Other main company types

  • Public Limited Company (PLC)

  • Public Unlimited Company (share cap) (PUC)

  • Public Unlimited Company (no cap) (PULC)

  • Unlimited Company (ULC)

  • Company Limited by Guarantee (CLG)

Key features (General)

  • Directors’ fiduciary duties codified for the first time

  • Must register overseas disqualifications

  • Four tier classifications of offences for breaches of the Act

  • Directors over 18 & to ensure Co. Secretary has requisite skills/qualifications

  • Directors’ compliance statements required

  • Abolition of Table A – provisions now included (unless constitution states otherwise)

  • Enhanced Audit exemptions & alignments of group accounting

  • Directors’ compliance statements required in some instances

  • New mergers and division regime simplifying group reorganisations

  • Option to register persons authorised to bind the company at CRO

  • Ultra Vires will cease or is otherwise relaxed (easier for 3rd party transactions)

  • Summary Approval Procedures (e.g. for financial assistance, cap. reductions, wind up)

Directors’ obligations during transition period

​During the transition period if the company does not otherwise adopt a new constitution by special resolution or does not re-register as a DAC the directors will be obliged to prepare a new-format constitution and circulate to the members. This constitution must comply with the requirements of the new Act and conform to the provisions of its existing Memorandum and Articles of Association (provided that it excludes the objects clause and does not alter any other provisions). In effect this constitution will otherwise need to be identical in all other respects to the previous constitution.

Designated Activity Company (DAC)

  • Name ends Designated Activity Company or DAC

  • Minimum two Directors & one Secretary

  • 1-149 members (prev 99)

  • Memorandum & Articles of Association

  • Must have objects clause as limited capacity

  • Must have authorised share capital

  • May dispense with AGM (if Single Member)

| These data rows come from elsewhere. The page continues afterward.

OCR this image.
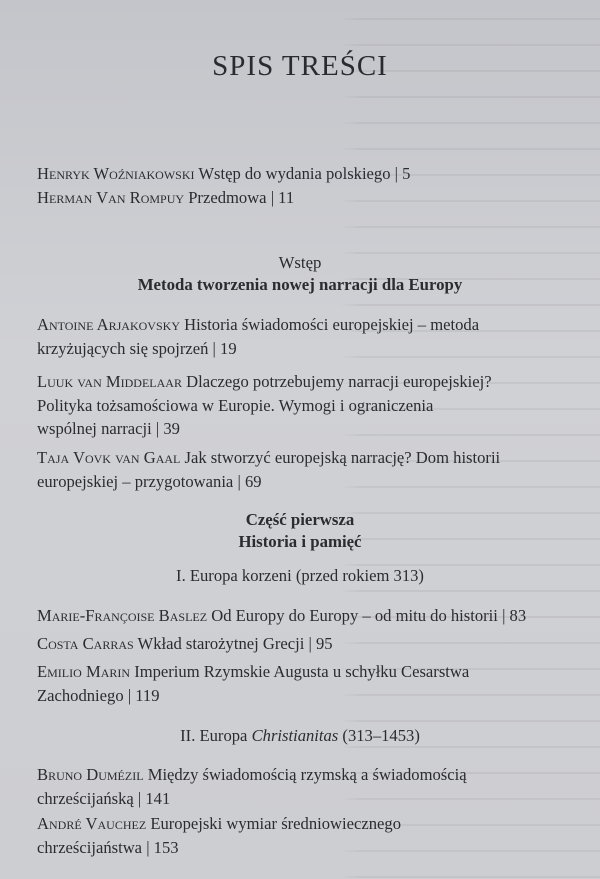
SPIS TREŚCI
Henryk Woźniakowski Wstęp do wydania polskiego | 5
Herman Van Rompuy Przedmowa | 11
Wstęp
Metoda tworzenia nowej narracji dla Europy
Antoine Arjakovsky Historia świadomości europejskiej – metoda
krzyżujących się spojrzeń | 19
Luuk van Middelaar Dlaczego potrzebujemy narracji europejskiej?
Polityka tożsamościowa w Europie. Wymogi i ograniczenia
wspólnej narracji | 39
Taja Vovk van Gaal Jak stworzyć europejską narrację? Dom historii
europejskiej – przygotowania | 69
Część pierwsza
Historia i pamięć
I. Europa korzeni (przed rokiem 313)
Marie-Françoise Baslez Od Europy do Europy – od mitu do historii | 83
Costa Carras Wkład starożytnej Grecji | 95
Emilio Marin Imperium Rzymskie Augusta u schyłku Cesarstwa
Zachodniego | 119
II. Europa Christianitas (313–1453)
Bruno Dumézil Między świadomością rzymską a świadomością
chrześcijańską | 141
André Vauchez Europejski wymiar średniowiecznego
chrześcijaństwa | 153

  • Not entitled to list equity securities for sale to the

  • public but may list qualifying debt securities

  • More restricted audit exemptions

  • Obligatory for some institutions

What needs to happen after 01 June 2015?

Companies should either (i) opt in to the new regime as a new CLS/Ltd within 18 months (ii) opt out by re-registering as a DAC (or other type) within 15 months. It should be noted that while the company chooses to do nothing during the transition period it will automatically be deemed a DAC and therefore subject to those provisions of the Act. At the end of the transition period (18 months) if there has been no transition then the company will be deemed to have become a new Ltd with a single document constitution (subject to the new Act and any required exclusions or prohibited alterations). New constitutions will need to be properly passed and filed at CRO who will issue a new certificate of incorporation.

Where can we help

At More Group we can provide peace of mind by helping you assess which company type will be more suitable for you and prepare all the required paperwork, including a new or revised constitution containing supplementary regulations, in order to complete the transition to the new entity. While we’re at it we’ll throw in a full statutory health check for free! We’ll also provide a useful checklist of action points you need to consider elsewhere in your business in order to make this as smooth a process as possible. If you elect to use a single director company we can also provide a company secretary.

What if you do nothing?

If a company eventually defaults to the new Ltd after 18 months as stated above it is possible that it may not be appropriate depending on its requirements or the nature of its business activities. If any shareholder believes that they have been prejudiced by the result of any inaction by the directors they can apply to the court for relief. Pursuant to the Act shareholders with 15%+ shares or creditors holding 15%+ debentures can apply to the court for an order requiring the company to re-register as a DAC.